The problem is that Musharraf has been unwilling to
loosen his grip on power. During the 2002 parliamentary
elections, for example, Musharraf did everything he
could to weaken the power of the more secular Pakistan
People’s Party (PPP) led by Benazir Bhutto. By
undermining those parties but not the fundamentalist
ones, he strengthened the latter grouping’s standing in
parliament to the point where he must rely increasingly
on their support to stay in power. This, of course,
makes it difficult for Musharraf to crack down on
radical Islamists.
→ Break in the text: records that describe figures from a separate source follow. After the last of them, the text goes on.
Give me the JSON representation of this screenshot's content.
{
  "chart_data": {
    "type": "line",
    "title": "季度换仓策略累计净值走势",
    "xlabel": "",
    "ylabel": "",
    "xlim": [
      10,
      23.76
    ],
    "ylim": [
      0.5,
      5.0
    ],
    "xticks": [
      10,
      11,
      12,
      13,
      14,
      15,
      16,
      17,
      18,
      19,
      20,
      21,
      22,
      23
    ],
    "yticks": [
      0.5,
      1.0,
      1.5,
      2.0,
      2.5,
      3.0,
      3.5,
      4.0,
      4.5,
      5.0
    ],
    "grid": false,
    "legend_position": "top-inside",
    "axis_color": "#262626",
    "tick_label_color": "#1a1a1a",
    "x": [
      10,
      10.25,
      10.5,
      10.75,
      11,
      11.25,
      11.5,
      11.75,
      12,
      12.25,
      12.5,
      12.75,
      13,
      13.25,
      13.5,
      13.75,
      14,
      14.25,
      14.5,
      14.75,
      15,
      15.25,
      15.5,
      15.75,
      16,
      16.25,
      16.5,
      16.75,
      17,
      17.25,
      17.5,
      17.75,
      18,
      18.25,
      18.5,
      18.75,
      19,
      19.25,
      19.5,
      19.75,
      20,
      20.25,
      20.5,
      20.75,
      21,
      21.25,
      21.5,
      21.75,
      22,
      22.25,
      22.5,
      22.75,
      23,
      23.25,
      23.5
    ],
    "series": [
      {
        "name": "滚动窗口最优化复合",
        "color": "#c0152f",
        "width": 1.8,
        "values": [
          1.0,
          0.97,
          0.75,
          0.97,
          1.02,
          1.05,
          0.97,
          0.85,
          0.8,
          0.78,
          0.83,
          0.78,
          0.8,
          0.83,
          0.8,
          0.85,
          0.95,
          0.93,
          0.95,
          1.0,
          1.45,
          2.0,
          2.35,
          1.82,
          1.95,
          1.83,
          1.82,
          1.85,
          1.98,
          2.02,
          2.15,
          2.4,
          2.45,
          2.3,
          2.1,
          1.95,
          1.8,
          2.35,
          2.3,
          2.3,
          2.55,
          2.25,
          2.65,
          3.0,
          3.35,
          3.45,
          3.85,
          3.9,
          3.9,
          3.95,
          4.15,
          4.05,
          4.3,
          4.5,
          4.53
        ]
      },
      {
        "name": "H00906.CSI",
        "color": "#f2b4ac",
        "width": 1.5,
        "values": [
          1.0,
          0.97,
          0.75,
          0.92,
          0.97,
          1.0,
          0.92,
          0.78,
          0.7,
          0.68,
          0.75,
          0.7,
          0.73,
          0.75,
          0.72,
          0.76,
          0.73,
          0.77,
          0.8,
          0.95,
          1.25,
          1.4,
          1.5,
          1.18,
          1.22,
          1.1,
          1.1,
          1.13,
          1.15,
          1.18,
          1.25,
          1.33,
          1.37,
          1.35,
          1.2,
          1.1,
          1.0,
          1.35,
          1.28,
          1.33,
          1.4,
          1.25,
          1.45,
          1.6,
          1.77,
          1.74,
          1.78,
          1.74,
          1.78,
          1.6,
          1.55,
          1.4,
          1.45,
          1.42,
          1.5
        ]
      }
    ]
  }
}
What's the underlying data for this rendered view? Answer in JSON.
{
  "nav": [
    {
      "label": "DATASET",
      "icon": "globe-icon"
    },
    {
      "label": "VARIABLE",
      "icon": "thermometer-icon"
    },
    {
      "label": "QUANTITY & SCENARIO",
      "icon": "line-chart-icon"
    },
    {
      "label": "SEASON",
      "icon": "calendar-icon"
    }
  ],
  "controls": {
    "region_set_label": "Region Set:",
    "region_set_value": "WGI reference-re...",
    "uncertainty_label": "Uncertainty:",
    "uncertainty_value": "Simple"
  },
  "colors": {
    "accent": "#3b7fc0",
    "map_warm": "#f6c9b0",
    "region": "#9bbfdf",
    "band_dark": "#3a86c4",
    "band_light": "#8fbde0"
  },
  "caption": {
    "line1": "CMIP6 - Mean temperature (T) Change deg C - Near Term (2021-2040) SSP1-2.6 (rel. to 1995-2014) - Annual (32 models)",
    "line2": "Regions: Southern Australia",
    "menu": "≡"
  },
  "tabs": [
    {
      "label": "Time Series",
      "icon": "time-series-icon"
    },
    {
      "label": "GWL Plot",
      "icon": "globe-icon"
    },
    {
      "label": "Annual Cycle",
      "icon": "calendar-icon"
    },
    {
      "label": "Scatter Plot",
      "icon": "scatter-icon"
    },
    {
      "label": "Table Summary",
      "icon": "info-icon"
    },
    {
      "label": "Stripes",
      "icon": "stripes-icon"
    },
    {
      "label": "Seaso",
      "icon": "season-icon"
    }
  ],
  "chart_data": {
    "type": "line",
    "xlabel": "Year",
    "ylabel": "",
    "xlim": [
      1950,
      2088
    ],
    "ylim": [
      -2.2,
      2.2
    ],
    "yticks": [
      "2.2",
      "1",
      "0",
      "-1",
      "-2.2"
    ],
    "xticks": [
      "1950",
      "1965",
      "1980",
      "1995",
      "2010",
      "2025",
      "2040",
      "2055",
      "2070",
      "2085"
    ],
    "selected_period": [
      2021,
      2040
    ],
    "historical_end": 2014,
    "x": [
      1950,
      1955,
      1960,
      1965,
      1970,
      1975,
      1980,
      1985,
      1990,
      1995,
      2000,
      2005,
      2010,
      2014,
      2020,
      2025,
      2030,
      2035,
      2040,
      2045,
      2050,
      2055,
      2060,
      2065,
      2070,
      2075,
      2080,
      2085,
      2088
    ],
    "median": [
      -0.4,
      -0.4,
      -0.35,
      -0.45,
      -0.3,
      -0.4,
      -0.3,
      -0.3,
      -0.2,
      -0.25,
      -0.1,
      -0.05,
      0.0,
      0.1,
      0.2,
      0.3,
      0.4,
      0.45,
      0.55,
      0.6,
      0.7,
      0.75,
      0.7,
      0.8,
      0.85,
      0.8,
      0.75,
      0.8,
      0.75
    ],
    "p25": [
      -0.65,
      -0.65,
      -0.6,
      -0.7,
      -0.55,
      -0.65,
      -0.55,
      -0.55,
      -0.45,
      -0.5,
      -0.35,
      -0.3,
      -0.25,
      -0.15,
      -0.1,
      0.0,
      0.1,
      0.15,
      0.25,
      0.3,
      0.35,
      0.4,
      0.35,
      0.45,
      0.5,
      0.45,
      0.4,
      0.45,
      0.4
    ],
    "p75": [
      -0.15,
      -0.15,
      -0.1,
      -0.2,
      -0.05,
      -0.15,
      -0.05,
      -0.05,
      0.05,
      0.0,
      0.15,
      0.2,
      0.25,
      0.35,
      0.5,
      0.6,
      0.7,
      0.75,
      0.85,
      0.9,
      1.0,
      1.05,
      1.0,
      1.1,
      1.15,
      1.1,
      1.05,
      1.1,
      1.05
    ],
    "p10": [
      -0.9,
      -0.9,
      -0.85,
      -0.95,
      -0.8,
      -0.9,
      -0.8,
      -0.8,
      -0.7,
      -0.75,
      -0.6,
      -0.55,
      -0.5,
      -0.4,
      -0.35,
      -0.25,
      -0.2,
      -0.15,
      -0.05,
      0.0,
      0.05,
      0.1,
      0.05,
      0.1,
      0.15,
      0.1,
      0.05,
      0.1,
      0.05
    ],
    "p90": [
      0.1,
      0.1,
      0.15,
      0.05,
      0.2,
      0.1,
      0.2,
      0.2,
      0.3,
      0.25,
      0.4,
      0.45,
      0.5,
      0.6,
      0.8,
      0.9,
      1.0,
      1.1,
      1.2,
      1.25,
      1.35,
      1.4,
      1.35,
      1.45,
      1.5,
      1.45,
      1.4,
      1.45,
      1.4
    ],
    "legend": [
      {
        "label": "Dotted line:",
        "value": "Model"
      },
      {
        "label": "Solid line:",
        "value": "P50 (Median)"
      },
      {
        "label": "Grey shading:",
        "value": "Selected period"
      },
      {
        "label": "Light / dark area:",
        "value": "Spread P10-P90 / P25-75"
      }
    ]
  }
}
Although the Bush Administration
keeps insisting that it needs to work with Musharraf
because the alternatives would be worse, it cannot mean
that, in the age of “a balance of power that favors
freedom”, the United States has uncritically tolerate
Musharraf’s increasingly authoritarian traits.
Washington needs to ensure that Pakistan is being put
back on a more democratic political path. This will
vastly increase the chances that his successor will be
more to America’s liking. Indeed, this country’s stake
in the future development of Pakistan is enormously
high. Washington is well-advised to make the creation of
a stable and moderate Pakistani government with tight
control over its nuclear installations and scientists a
top-priority. The consequences of failure are
cataclysmic. As former Senator Sam Nunn wrote in the
Washington Post in October 2001, “[today] we find
ourselves in a new arms race. Terrorists are racing to
get weapons of mass destruction; we ought to be racing
to stop them.” Failure is not an option.
Sara Kupfer is a
free-lance journalist based in Washington, DC.